NEW YORK -- Chick-fil-A is coming to the Big Apple in a big way.
The fried chicken chain, which operates a small venue at New York University, will open its first major franchise at 1000 Sixth Avenue in Manhattan’s Herald Square in late summer, the company said Tuesday. The Atlanta-based chain vowed that the forthcoming New York eatery would be the first of many.
“Until now, the only place you could enjoy our food was on the campus of NYU,” Carrie Kurlander, a Chick-fil-A spokeswoman, said in a statement. “This location will allow us to serve fans who have been asking us to come to New York and to earn the opportunity to serve new customers, as it will be the first of many locations in the city.”
The company did not immediately respond to questions about the number and sites of future franchises.
A mockup of the 5,000-square-foot, three-story Chick-fil-A coming to Herald Square.
But Chick-fil-A, which is popular in the South, may have to work to win the trust of some New Yorkers.
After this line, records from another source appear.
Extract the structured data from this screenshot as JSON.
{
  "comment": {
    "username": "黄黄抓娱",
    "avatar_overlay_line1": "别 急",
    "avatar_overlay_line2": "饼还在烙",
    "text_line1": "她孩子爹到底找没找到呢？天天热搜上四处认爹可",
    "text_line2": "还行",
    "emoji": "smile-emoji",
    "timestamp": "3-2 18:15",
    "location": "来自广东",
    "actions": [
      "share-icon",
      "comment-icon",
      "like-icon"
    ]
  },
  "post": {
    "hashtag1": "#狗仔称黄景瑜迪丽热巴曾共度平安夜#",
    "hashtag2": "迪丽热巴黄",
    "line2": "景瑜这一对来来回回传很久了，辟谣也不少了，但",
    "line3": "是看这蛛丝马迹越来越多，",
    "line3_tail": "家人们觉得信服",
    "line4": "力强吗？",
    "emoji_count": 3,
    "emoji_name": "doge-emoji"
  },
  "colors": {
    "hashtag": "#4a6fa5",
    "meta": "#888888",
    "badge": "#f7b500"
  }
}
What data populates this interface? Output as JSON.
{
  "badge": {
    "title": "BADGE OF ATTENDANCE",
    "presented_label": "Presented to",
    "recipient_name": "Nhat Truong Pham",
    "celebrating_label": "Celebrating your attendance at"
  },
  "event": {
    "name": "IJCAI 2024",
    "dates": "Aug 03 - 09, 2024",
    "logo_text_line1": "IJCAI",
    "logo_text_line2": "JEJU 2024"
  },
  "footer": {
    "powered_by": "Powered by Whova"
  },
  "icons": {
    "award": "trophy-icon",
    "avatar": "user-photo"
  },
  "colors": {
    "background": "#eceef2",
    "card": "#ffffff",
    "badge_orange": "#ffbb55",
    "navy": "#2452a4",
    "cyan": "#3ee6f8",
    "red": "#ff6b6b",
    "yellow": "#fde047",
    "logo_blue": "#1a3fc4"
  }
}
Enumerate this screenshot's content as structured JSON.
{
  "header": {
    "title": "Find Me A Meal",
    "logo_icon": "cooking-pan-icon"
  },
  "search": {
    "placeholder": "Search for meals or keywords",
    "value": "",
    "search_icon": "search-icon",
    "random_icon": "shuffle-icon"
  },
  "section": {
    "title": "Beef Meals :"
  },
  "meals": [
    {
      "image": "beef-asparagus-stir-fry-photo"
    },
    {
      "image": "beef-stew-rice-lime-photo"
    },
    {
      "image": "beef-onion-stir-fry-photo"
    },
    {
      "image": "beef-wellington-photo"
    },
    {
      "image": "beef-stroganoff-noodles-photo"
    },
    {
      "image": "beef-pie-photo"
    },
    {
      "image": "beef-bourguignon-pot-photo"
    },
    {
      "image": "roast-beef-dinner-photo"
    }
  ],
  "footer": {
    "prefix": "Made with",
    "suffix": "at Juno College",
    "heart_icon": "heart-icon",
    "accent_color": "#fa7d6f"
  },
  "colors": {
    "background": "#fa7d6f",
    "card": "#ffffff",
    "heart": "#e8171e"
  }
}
In 2012, CEO Dan Cathy ignited a firestorm by publicly opposing gay marriage, which had been legalized in New York in 2011. His comments sparked boycotts and “kiss-ins” and seemed to pit the restaurant's values against those of more liberal customers in the Northeast.
The chain's ability to make it in New York will determine its future in a region of the country where its restaurants are few and far between.
“If we can’t do it in New York,” Woody Faulk, Chick-fil-A’s vice president of design and innovation, told USA Today when the company first announced plans last April, “we have no business going anywhere else.”